Okay let’s dive straight into this music news story, the one we’re both here to discuss; and the one that will hopefully get us to our next passionately explosive moment of musical ecstasy. Wait, that’s what you came here for right? Cool, glad we’re on the same track. (See what I did there? Same "TRACK"? I told you I was good.) 

The critically acclaimed 2022 single “Big Horn Blues” by California, US based independent saxophonist and singer songwriter Ava Lemert has been receiving a lot of love lately and I just wanted to share it with you so that you can also share it with others and we can all have one big party across the globe listening to it at the same time during Ava’s next live streamed concert, which takes place every Friday night. Yes, I changed the title a little bit to make the headline a little more catchy and to attract a sizeable chunk of the millions of horny teenagers that make the internet smell funny but feel so alive at the same time. 

I used to be such an integrous writer, but to be honest it got me nowhere so I decided to resort to sneaky writing practices and talking about sex stuff like most of the other writers do here – and it totally worked.
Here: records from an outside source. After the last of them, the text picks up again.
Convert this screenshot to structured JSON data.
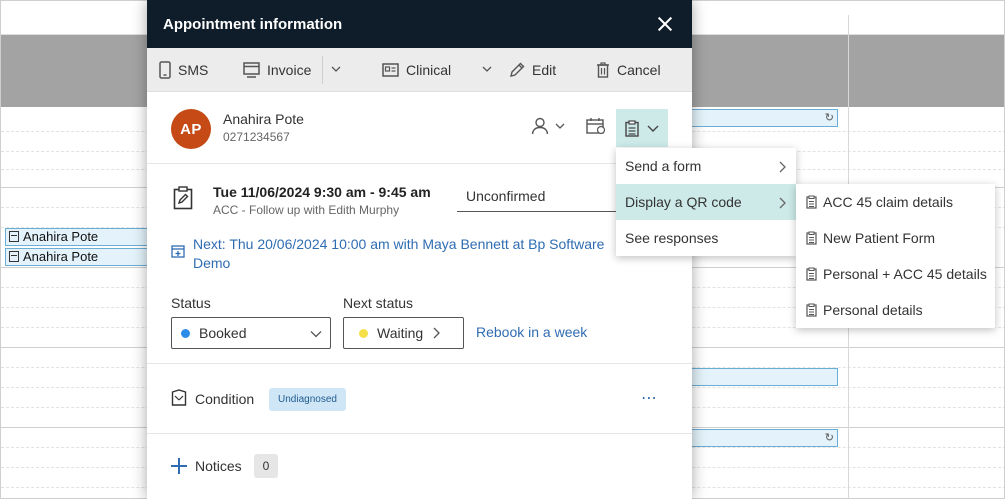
{
  "modal": {
    "title": "Appointment information",
    "toolbar": {
      "sms": "SMS",
      "invoice": "Invoice",
      "clinical": "Clinical",
      "edit": "Edit",
      "cancel": "Cancel"
    },
    "patient": {
      "initials": "AP",
      "name": "Anahira Pote",
      "phone": "0271234567",
      "avatar_color": "#c64a16"
    },
    "appointment": {
      "datetime": "Tue 11/06/2024 9:30 am - 9:45 am",
      "description": "ACC - Follow up with Edith Murphy",
      "confirmation": "Unconfirmed",
      "next": "Next: Thu 20/06/2024 10:00 am with Maya Bennett at Bp Software Demo"
    },
    "status": {
      "label": "Status",
      "value": "Booked",
      "dot_color": "#2b8de8"
    },
    "next_status": {
      "label": "Next status",
      "value": "Waiting",
      "dot_color": "#f5e04a"
    },
    "rebook_label": "Rebook in a week",
    "condition": {
      "label": "Condition",
      "badge": "Undiagnosed"
    },
    "notices": {
      "label": "Notices",
      "count": "0"
    }
  },
  "menu": {
    "items": [
      "Send a form",
      "Display a QR code",
      "See responses"
    ],
    "active_index": 1
  },
  "submenu": {
    "items": [
      "ACC 45 claim details",
      "New Patient Form",
      "Personal + ACC 45 details",
      "Personal details"
    ]
  },
  "calendar": {
    "appointments": [
      "Anahira Pote",
      "Anahira Pote"
    ]
  },
  "colors": {
    "header_bg": "#0f1d2b",
    "link": "#2f6db3",
    "highlight": "#cdeae8"
  }
}
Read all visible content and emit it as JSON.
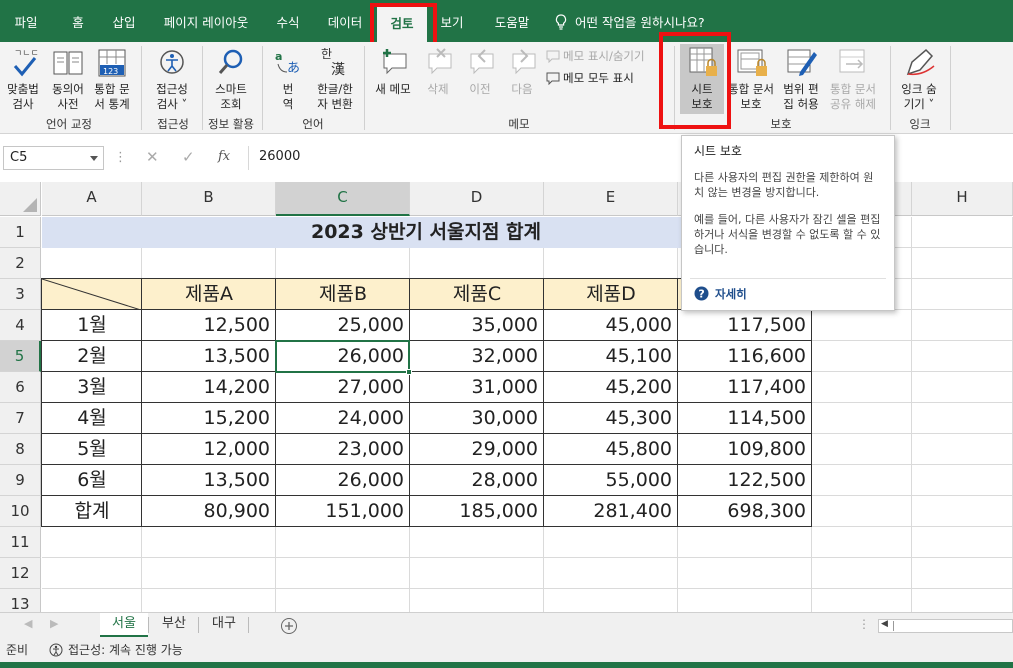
{
  "tabs": [
    "파일",
    "홈",
    "삽입",
    "페이지 레이아웃",
    "수식",
    "데이터",
    "검토",
    "보기",
    "도움말"
  ],
  "active_tab": "검토",
  "tell_me": "어떤 작업을 원하시나요?",
  "ribbon": {
    "spelling": [
      "맞춤법",
      "검사"
    ],
    "thesaurus": [
      "동의어",
      "사전"
    ],
    "workbook_stats": [
      "통합 문",
      "서 통계"
    ],
    "accessibility": [
      "접근성",
      "검사 ˅"
    ],
    "smart_lookup": [
      "스마트",
      "조회"
    ],
    "translate": [
      "번",
      "역"
    ],
    "hangul_hanja": [
      "한글/한",
      "자 변환"
    ],
    "new_comment": "새 메모",
    "delete": "삭제",
    "previous": "이전",
    "next": "다음",
    "show_hide_comment": "메모 표시/숨기기",
    "show_all_comments": "메모 모두 표시",
    "protect_sheet": [
      "시트",
      "보호"
    ],
    "protect_workbook": [
      "통합 문서",
      "보호"
    ],
    "allow_edit_ranges": [
      "범위 편",
      "집 허용"
    ],
    "unshare_workbook": [
      "통합 문서",
      "공유 해제"
    ],
    "hide_ink": [
      "잉크 숨",
      "기기 ˅"
    ],
    "groups": {
      "proofing": "언어 교정",
      "accessibility": "접근성",
      "insights": "정보 활용",
      "language": "언어",
      "comments": "메모",
      "protect": "보호",
      "ink": "잉크"
    }
  },
  "name_box": "C5",
  "formula_value": "26000",
  "fx_label": "fx",
  "columns": [
    "A",
    "B",
    "C",
    "D",
    "E",
    "F",
    "G",
    "H"
  ],
  "rows": [
    "1",
    "2",
    "3",
    "4",
    "5",
    "6",
    "7",
    "8",
    "9",
    "10",
    "11",
    "12",
    "13"
  ],
  "sheet": {
    "title": "2023 상반기 서울지점 합계",
    "headers": [
      "제품A",
      "제품B",
      "제품C",
      "제품D"
    ],
    "months": [
      "1월",
      "2월",
      "3월",
      "4월",
      "5월",
      "6월",
      "합계"
    ],
    "values": [
      [
        "12,500",
        "25,000",
        "35,000",
        "45,000",
        "117,500"
      ],
      [
        "13,500",
        "26,000",
        "32,000",
        "45,100",
        "116,600"
      ],
      [
        "14,200",
        "27,000",
        "31,000",
        "45,200",
        "117,400"
      ],
      [
        "15,200",
        "24,000",
        "30,000",
        "45,300",
        "114,500"
      ],
      [
        "12,000",
        "23,000",
        "29,000",
        "45,800",
        "109,800"
      ],
      [
        "13,500",
        "26,000",
        "28,000",
        "55,000",
        "122,500"
      ],
      [
        "80,900",
        "151,000",
        "185,000",
        "281,400",
        "698,300"
      ]
    ]
  },
  "sheet_tabs": [
    "서울",
    "부산",
    "대구"
  ],
  "active_sheet": "서울",
  "status": {
    "ready": "준비",
    "accessibility": "접근성: 계속 진행 가능"
  },
  "tooltip": {
    "title": "시트 보호",
    "p1": "다른 사용자의 편집 권한을 제한하여 원치 않는 변경을 방지합니다.",
    "p2": "예를 들어, 다른 사용자가 잠긴 셀을 편집하거나 서식을 변경할 수 없도록 할 수 있습니다.",
    "more": "자세히"
  },
  "colors": {
    "accent": "#217346",
    "highlight": "#ee1111",
    "header_fill": "#fdf0cc",
    "title_fill": "#d9e1f2"
  }
}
Being the first female writer at the SRL Music News room wasn’t easy. No one ever wanted to publish my work.  They claimed it was drab and too politically correct to get any attention on the Wild Wild Web. After a few months of rejection and a few office parties I started to loosen up and then something happened one day. I had been out with some of the guys for dinner. We had a lot of chicken drumsticks and too much wine. I was a little over tipsy and these words came out of my mouth as I belched loudly with my hand on my belly and my head tilted backwards as if it was too heavy while trying to walk – “Ooooh my God, I’ve got more dark meat inside me than Kim Kardashian.” 

WTF? Where did it come from? Who said that? No one could believe it. The dark rooms, overly liberal atmosphere, casual work environment and carefree attitudes of the SRL News Room had started rubbing off on me. I was becoming a total scumbag – and I loved it! 
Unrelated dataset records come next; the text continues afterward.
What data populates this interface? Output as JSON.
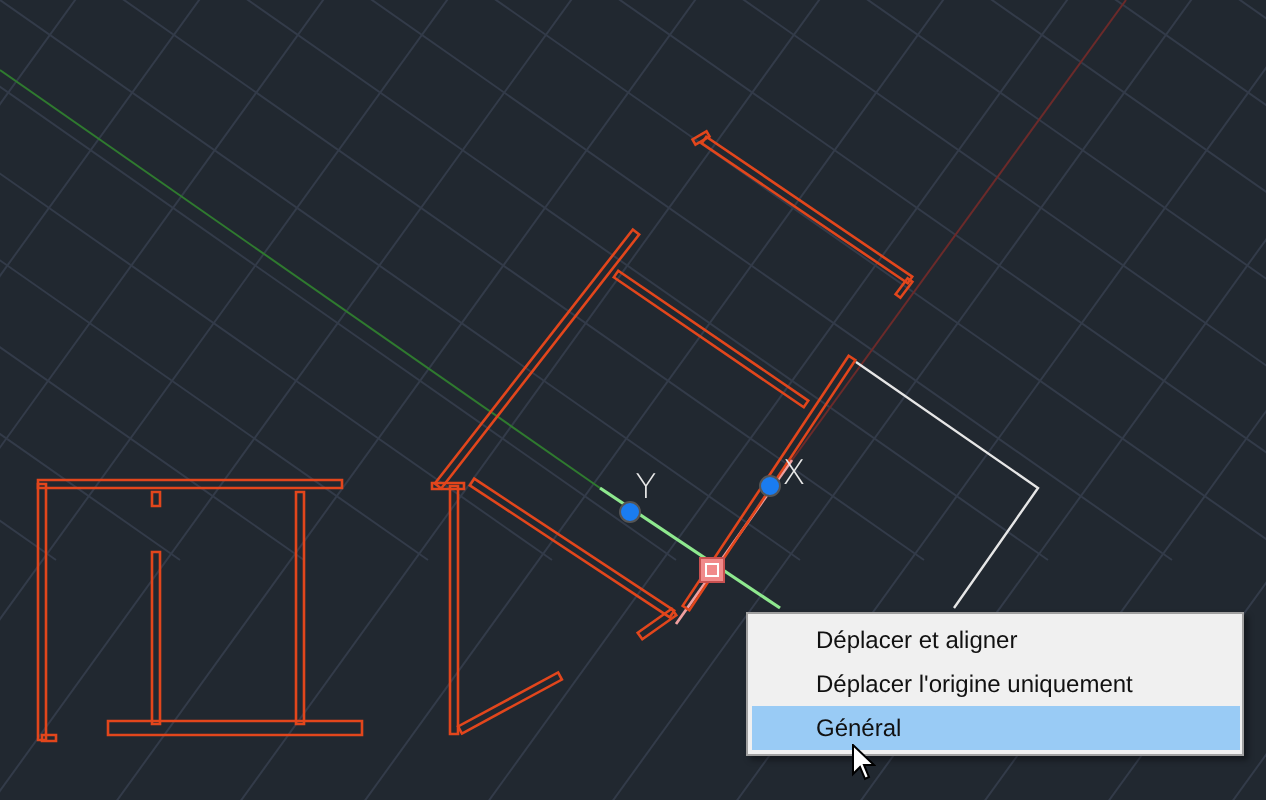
{
  "viewport": {
    "axis_labels": [
      {
        "kind": "y",
        "text": "Y"
      },
      {
        "kind": "x",
        "text": "X"
      }
    ]
  },
  "context_menu": {
    "items": [
      {
        "label": "Déplacer et aligner",
        "selected": false
      },
      {
        "label": "Déplacer l'origine uniquement",
        "selected": false
      },
      {
        "label": "Général",
        "selected": true
      }
    ]
  }
}
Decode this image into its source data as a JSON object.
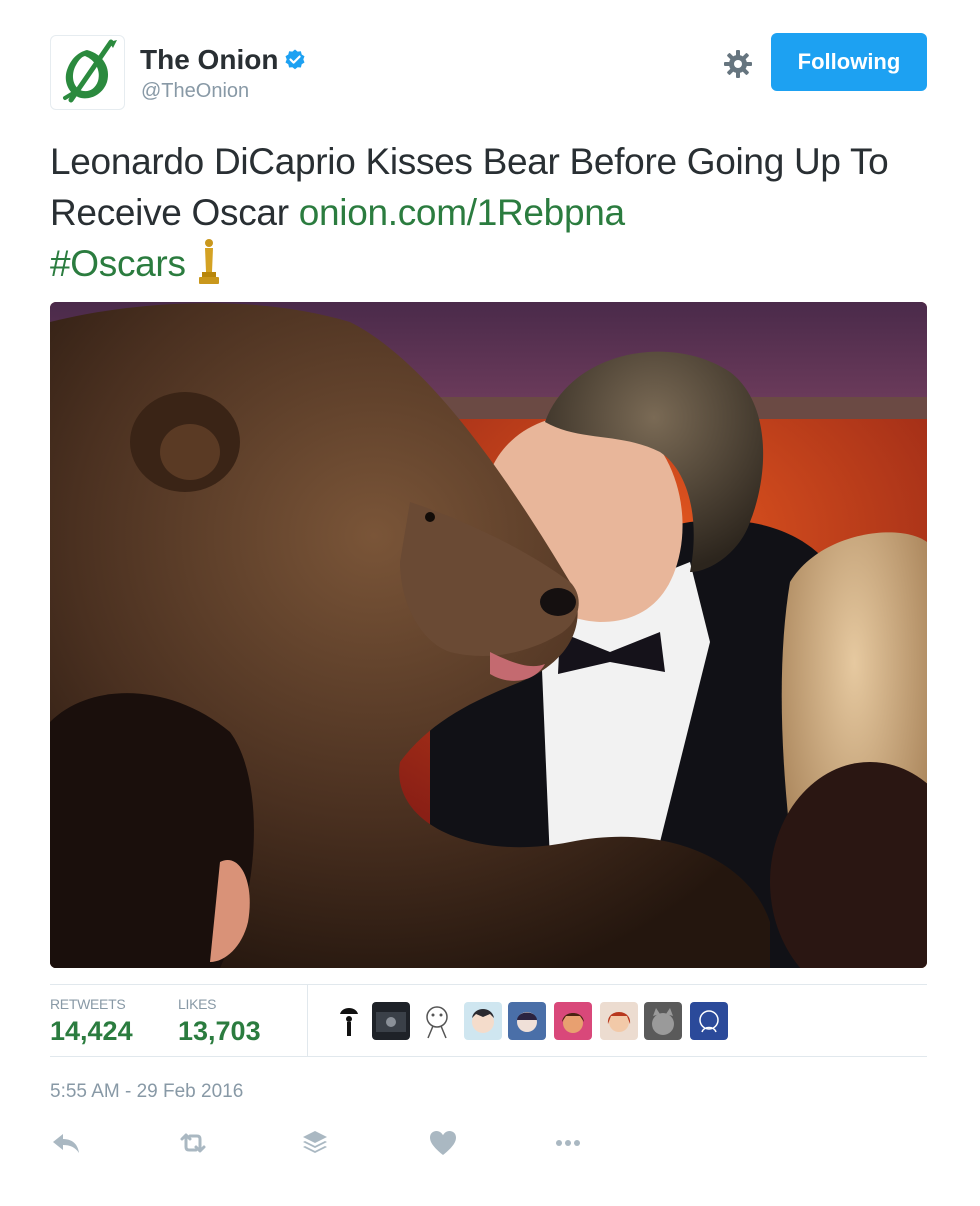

The next day when I got into the office one of the guys dropped a pen like they had done every single day since I started working in the news room – and I bent over really slowly so my skirt could ride up a little bit, turned around to watch as all the jaws dropped, smiled and I picked it! Just like that, my best writer was born. I’ve never had an article rejected since. 
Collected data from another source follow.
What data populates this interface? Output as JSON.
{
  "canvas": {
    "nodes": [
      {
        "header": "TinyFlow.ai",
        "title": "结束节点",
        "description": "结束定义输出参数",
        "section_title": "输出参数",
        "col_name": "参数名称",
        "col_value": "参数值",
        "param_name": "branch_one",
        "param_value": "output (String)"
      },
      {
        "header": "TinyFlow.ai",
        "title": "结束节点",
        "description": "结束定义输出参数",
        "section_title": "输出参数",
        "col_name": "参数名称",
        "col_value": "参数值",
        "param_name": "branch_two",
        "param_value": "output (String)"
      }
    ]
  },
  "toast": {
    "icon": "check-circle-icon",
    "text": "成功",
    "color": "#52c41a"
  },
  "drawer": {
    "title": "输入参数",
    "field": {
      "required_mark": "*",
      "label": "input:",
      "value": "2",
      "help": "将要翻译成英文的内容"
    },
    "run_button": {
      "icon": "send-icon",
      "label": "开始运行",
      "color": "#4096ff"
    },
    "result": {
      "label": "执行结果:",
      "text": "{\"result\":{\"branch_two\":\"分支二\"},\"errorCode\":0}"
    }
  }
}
The time has come for me to take my career to the next level so I’m going to do something a little drastic. I want to go Kanye West on the literary world and say something really awful about Jewish people so that I too can be the most Googled person on earth. I’ll ease into it casually sometime during the course of my career, not necessarily in this article. Make sure you stop everything you are doing and share it immediately with everyone you know so that I can get in some real trouble and find a way of capitalizing on the bad publicity okay? Thanks. 

Now where were we? 

Ah yes, Ava’s song. 

Released during the earlier part of last year, “Big Horn Blues” is just one of several highly praised independent soul records that got the genre’s fans and critics excited again. Ava is one of those artists that never seizes to amaze. She pushes the limits every time, and every new song draws her closer to the hearts of her very loyal fan base, who have stuck with her through the ten plus years of her illustrious independent music career. Ava’s next weekly live stream is coming up, so make sure you tune in and request “Big Horn Blues”. 

Now,

Did you really think I was going to say something bad about Jewish people? Come on! I’d never do any such think, not even for a billion likes. I love Sarah Silverman too much, she’s so cute and huggable, and her butt is so small. I'm pretty sure she has the smallest vagina ever made. I’m not gay at all but I sometimes totally have fantasies about having a sleepover with her and shaving her big bush when she falls asleep. 

Just for the record, I love Jews okay? Jesus is so cool and he always gives me money.